Die Evangelisch-lutherische Kirche Hannovers und Hanns Lilje. Einwände gegen dessen Schrift "Der Krieg als geistige Leistung" aus dem Jahre 1941 (mit Auszügen und Referaten)

von Gerd Lüdemann

Hanns Lilje kannte ich bis vor kurzem nur als ehemaligen Hannoverschen Landesbischof und als Lutherforscher. Im Rahmen einer Beschäftigung mit dem Krieg als Mittel der Politik stieß ich auf seinen Traktat "Der Krieg als geistige Leistung" (Furche-Schriften Nr. 26) aus dem Jahre 1941, der zugleich als Aufsatz in der Zeitschrift Furche 26 (1941), S. 81-88, erschienen war. Sein Inhalt hat mich schockiert. Und genauso bestürzend ist es, dass Hanns Lilje als eine der herausragenden Persönlichkeiten des Protestantismus des 20. Jahrhundert gilt und zum "Kirchenvater" der Evangelisch-lutherischen Landeskirche Hannovers avanciert ist.

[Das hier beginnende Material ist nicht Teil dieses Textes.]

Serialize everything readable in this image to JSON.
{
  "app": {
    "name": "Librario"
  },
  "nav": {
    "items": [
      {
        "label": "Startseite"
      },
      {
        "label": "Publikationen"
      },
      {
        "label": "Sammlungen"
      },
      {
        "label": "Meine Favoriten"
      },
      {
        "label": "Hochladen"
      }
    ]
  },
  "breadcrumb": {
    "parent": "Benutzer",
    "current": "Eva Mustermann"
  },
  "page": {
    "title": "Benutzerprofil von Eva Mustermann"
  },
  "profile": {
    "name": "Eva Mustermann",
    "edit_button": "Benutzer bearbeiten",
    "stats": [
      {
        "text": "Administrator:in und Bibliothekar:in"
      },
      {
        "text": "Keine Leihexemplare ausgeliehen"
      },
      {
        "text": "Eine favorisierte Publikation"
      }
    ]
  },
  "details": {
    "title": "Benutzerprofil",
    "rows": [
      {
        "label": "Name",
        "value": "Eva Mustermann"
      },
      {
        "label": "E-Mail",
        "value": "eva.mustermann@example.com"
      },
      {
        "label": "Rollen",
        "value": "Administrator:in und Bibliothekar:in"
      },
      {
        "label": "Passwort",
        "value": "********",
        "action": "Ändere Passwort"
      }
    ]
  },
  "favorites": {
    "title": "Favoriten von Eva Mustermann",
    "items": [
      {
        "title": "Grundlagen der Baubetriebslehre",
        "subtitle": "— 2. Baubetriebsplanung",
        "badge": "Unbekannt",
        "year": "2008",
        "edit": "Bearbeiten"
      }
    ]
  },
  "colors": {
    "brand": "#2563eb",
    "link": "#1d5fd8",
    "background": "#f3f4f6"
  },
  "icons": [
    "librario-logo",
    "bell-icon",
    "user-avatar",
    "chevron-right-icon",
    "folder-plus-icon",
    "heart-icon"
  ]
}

Die folgende Zusammenfassung mit Zitaten aus Liljes Schrift soll eine Diskussion darüber einleiten, ob sich diese Einschätzung Hanns Liljes weiter halten lässt. Sie ist auch deswegen nötig, weil Lilje auch in späteren Jahren an seiner Position von 1941 ausdrücklich festgehalten hat. Offenbar besteht eine innere Einheit zwischen Liljes Stellungnahme von 1941 und seiner späteren Theologie. (Vgl. zu den Einzelheiten Harry Oelke: Hanns Lilje. Ein Lutheraner in der Weimarer Republik und im Kirchenkampf, 1999.) Bei der Diskussion um Hanns Lilje geht es daher um die Glaubwürdigkeit der evangelischen Kirche.

Aus Gründen der Fairness möchte ich eingangs die Worte wiedergeben, mit denen Lilje später selbst die Schrift von 1941 gegenüber scharfen Kritiken verteidigt hat. Er schreibt:

Es "ging selbstverständlich nicht um eine Verherrlichung des Krieges und schon gar nicht des von den Nationalsozialisten entfesselten Krieges, sondern die Absicht in beiden Veröffentlichungen war die, dem Mann, der schicksalshaft in das Kriegsgeschehen verwickelt war, geistige Hilfestellung zum Bestehen dieser Situation anzubieten. Daß meine gesamte übrige Tätigkeit, einschließlich der Tatsache, daß ich in Gestapohaft war, diese böswillige Interpretation widerlegte, blieb unberücksichtigt" (Hanns Lilje: Memorabilia. Schwerpunkte eines Lebens, 1973, S. 190).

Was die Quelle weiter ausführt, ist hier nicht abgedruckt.